Jorge contestó que sí, que lo había visto pero que no pensaba sacarlo de ahí, que hacía más linda la heladera que, hasta entonces, contaba, como adornos, solamente con un racimo de bananas de plástico unido a la puerta por un imán y un almanaque del 99 que una compañía repartidora de garrafas había tirado alguna vez por debajo de la puerta.

Mediante un acto reflejo, Jorge encendió el televisor. Luego fue a la cocina y empezó a cortar el pan. Alicia, entonces, le preguntó para qué había prendido la tele si no pensaba verla. A él le extrañó la pregunta. Siempre prendía la tele porque sí, para que hubiera ruido y no quería utilizar una frase lugarcomunesca como “para sentirme acompañado”. Contestó que yo que sé, sin ver los primeros atisbos de decepción que aparecían en la cara de una Alicia que no lo conocía de tarde.

Mientras el televisor hablaba de una nueva hipótesis sobre el atentado contra las Torres Gemelas, comieron refuerzos de lionesa. Era la primera vez que Alicia caía de sorpresa en la casa de Jorge pero él no le preguntó nada. Apenas terminó el refuerzo, Alicia se lavó los dientes para no sentir ganas de comer otro.

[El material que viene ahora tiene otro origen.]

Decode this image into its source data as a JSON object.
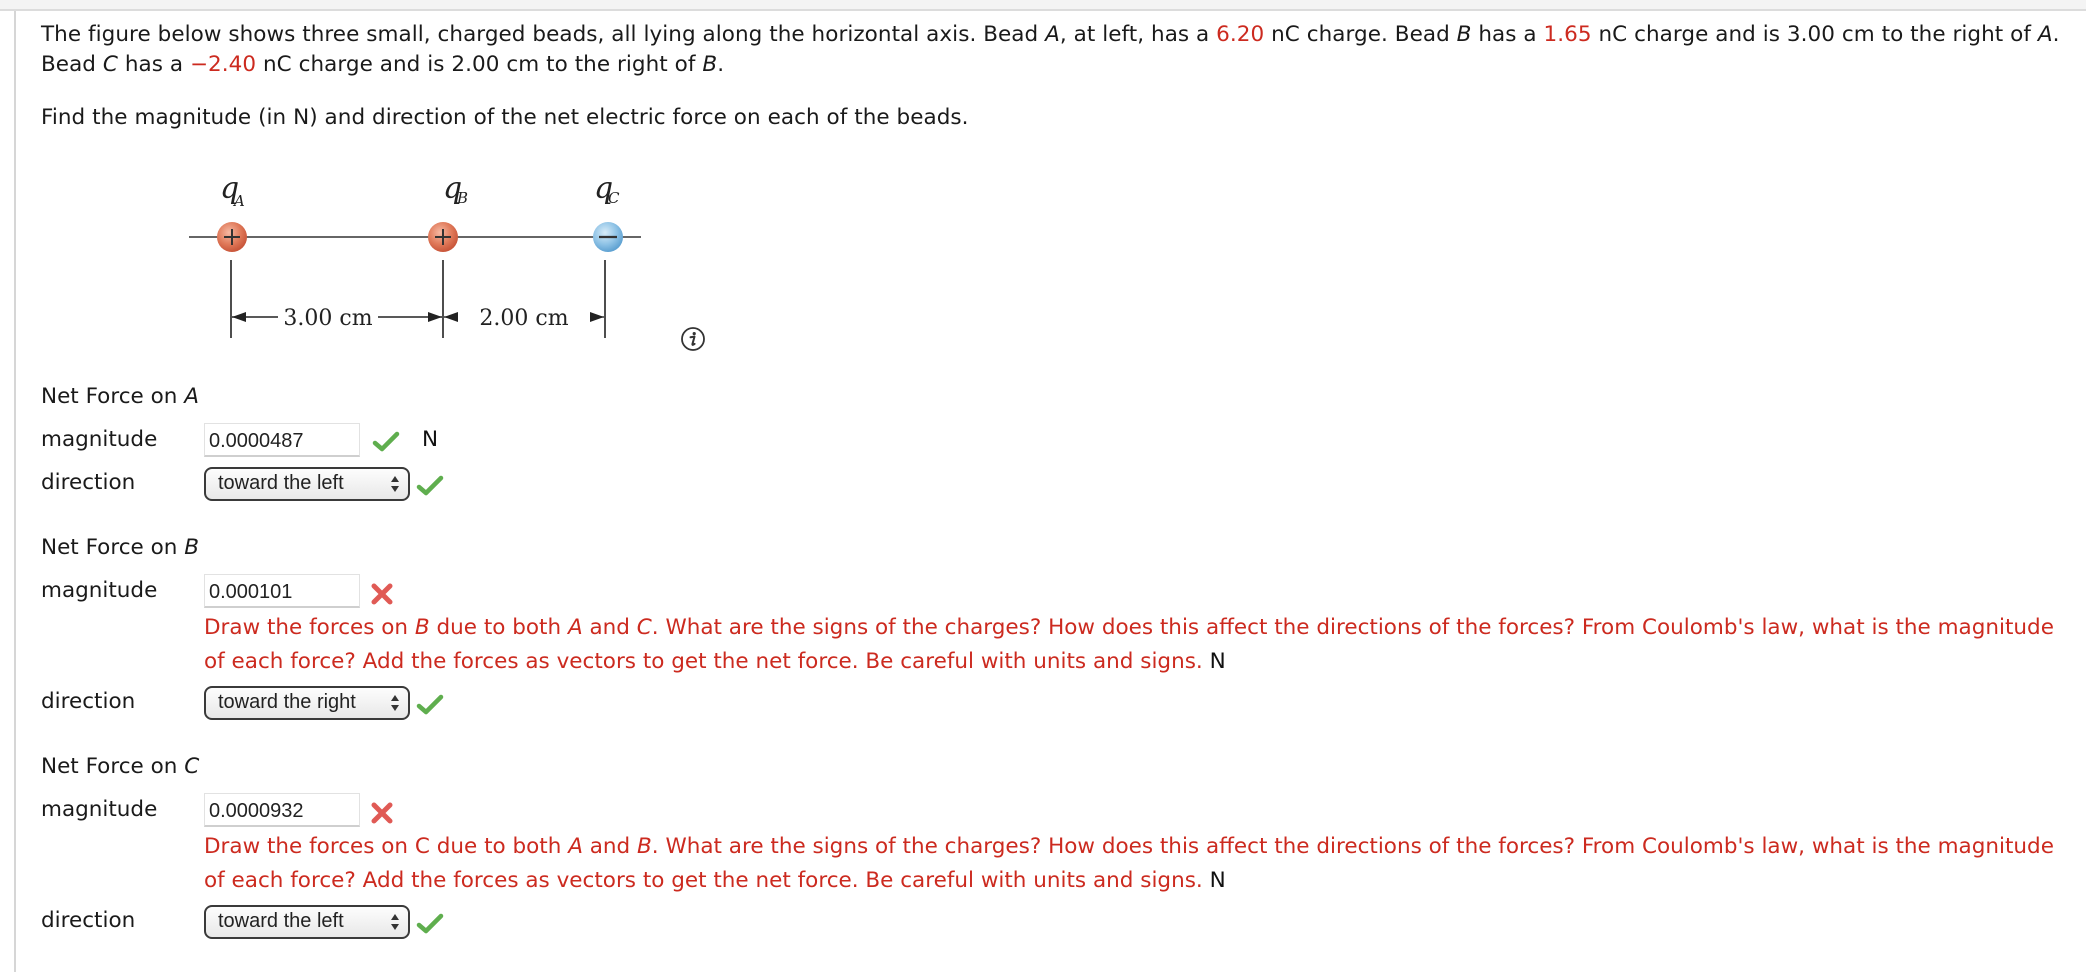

Apagó la tele pero Jorge no se dio cuenta. Se acercó a él y le dijo “me rateé al gimnasio como cuando era pendeja”. Hubo besos y un revolcón sobre el sofá. Al rato, Jorge la acariciaba y le ofrecía cigarrillos, que ella aceptaba y apagaba mal. Ella se levantó para ir al baño pero, a mitad de camino, se detuvo para cumplir su objetivo de la postergación. Cuando regresó, la tele estaba prendida y se enganchó con la película que era mala pero, como hacía tiempo que no miraba televisión, le pidió a Jorge que no cambiara. Más tarde, volvieron a comer refuerzos y Alicia supo, en ese momento, que no quería irse de allí porque solamente así podría conseguir la postergación.

Esa noche se durmieron rápido. Él le tocó un rato el hombro pero sin insistir. También tenía sueño.

La postergación de la partida de Alicia transcurrió sin sobresaltos hasta el día número 16, en el que a Jorge se le ocurrió preguntar por qué se estaba quedando con él. La respuesta de Alicia fue tajante y simplista: “Porque quiero estar contigo, porque estás desocupado, porque me necesitás y porque algún día se te van a acabar las botellas”.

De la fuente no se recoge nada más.